You heard it, I’m against it. In most cases, a data scientist’s purview is more limited than we often admit.
Whether “predictive modeling specialists”, “analytics experts”, “expert statisticians”, or “data mining monsters”… They are around. They go in and out of your business, your newspaper, your favorite blog, all the time.
The legend is they work in mysterious ways to collect and crunch data. There use science, algorithms, things like neural networks, support vector machines and behold, deep learning.
Here are a couple of reasons why they might be overrated:
1. No algorithm beats the human brain, still. As a firm believer in Malcolm Gladwell’s “Blink”, I believe the human brain works in mysteriously powerful ways. This means, a “domain expert” with vast hands-on experience can drive better decisions with intuition, without investing a load of cash in collecting and interpreting data.
2. Domain knowledge is underrated. You can’t crunch bank data without knowing what a bank is, and you can’t crunch it well without being a banker. The scope of the data scientist in many business cases starts from eliciting the problem, formulating it and then only, analyzing it. We usually can’t wrap our minds around high-level concepts before we see them at work. This is why a “data science generalist” starts a step behind in catching up to the idea and generating value for the client organization.
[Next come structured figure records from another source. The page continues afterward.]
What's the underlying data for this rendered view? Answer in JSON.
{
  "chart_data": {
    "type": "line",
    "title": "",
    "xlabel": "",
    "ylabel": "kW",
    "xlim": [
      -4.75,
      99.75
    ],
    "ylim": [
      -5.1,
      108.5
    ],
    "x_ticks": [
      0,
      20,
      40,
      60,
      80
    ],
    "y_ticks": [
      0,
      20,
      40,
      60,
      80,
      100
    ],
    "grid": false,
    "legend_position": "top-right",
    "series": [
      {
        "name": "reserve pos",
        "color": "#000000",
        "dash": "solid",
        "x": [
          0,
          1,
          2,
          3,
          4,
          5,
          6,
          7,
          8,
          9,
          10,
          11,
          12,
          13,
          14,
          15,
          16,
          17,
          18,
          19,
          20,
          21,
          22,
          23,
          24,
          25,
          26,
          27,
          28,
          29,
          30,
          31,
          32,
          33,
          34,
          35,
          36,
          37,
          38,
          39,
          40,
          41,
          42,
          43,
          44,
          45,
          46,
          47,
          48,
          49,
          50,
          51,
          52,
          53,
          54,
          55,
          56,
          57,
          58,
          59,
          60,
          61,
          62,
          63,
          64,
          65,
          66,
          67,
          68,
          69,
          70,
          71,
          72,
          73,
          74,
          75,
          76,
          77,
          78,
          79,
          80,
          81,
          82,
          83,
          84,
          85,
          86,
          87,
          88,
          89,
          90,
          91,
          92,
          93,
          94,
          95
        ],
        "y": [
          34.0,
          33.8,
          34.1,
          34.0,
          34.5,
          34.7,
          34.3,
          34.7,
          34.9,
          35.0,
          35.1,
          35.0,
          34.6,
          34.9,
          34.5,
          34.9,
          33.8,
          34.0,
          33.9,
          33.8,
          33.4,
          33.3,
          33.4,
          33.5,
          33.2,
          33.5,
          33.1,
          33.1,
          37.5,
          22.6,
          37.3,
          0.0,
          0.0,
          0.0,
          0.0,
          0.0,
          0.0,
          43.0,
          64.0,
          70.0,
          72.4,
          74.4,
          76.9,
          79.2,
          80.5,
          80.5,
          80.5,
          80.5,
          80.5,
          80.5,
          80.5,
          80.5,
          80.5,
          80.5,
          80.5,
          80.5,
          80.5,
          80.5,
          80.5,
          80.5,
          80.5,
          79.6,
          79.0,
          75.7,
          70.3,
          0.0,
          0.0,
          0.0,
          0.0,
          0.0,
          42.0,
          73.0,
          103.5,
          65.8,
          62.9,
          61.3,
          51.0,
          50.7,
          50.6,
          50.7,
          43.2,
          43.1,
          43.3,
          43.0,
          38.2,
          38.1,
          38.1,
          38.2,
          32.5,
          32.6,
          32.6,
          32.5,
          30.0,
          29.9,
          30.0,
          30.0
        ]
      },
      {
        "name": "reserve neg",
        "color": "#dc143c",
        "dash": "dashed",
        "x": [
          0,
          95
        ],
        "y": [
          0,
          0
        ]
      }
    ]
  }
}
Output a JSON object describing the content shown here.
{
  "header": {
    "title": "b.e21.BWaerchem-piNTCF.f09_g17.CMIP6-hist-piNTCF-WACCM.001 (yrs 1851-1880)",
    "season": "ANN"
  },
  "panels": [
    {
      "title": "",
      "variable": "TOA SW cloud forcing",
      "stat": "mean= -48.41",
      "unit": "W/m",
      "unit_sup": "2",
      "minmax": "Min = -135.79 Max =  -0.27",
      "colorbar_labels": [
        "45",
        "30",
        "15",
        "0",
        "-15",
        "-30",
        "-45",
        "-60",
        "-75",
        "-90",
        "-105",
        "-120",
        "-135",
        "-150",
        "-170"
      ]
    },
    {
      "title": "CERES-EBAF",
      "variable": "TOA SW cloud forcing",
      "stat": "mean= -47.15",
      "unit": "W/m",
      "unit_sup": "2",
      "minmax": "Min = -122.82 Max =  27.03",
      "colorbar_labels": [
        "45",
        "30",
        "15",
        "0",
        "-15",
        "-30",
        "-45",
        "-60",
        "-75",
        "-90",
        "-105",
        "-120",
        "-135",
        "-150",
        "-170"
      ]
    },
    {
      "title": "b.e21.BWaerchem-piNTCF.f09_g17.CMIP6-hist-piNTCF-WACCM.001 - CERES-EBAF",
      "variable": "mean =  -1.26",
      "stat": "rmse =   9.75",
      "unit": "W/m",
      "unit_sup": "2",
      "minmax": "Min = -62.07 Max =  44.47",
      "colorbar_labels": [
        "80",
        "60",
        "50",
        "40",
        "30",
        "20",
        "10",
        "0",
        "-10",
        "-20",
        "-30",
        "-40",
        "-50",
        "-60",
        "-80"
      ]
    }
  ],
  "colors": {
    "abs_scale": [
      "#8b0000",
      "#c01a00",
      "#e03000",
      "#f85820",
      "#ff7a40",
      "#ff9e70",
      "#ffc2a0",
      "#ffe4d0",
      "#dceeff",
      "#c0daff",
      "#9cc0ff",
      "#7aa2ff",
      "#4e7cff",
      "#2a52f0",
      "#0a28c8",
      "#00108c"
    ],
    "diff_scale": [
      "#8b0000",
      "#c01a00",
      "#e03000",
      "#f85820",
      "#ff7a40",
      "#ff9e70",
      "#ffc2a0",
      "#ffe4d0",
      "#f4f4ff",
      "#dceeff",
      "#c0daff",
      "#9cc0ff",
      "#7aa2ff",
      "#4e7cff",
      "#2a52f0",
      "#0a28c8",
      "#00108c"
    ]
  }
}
3. Data is biased. Conducting a survey, you get the data of people willing to submit their data (a biased sample). Collecting your web site’s clickstream, you only get the people who already visit your website, skewed towards those who visit it more often. By the time you interpret and take action on the data, the population you capture may have (and probably will have) changed.
4. Data is prone to various different fallacies. If you really want to draw a conclusion from data, chances are you will find a subset or view of data to support it (i.e. Texas sharpshooter problem). If you find a correlation, you will probably jump to causality (i.e. false cause). Combine it with business arguments and it’s not hard to stride into slippery slopes, moving goalposts or straw-men. Branding an argument “data-driven” does not mean it’s not fallacious.
5. Data science talent is not abundant, and sub-standard expertise in the field can land you in a worse position than the one you started in. I run into stupid mistakes: mismanagement of bias and variance, over-sensitive assumptions and predictive modelling overkills every single day. Even if there is the miraculous and arcane art of making data work, we’re just not that good at it yet.
Making a decision or managing your business; if there is a trusted expert around, just ask his opinion. If you need to forecast the return on a campaign, just run a pilot instead of torturing your data. It’s not magic, it’s the same machine you use to read e-mails every day, and the same guy that would have otherwise worked for the census bureau. They can’t work miracles.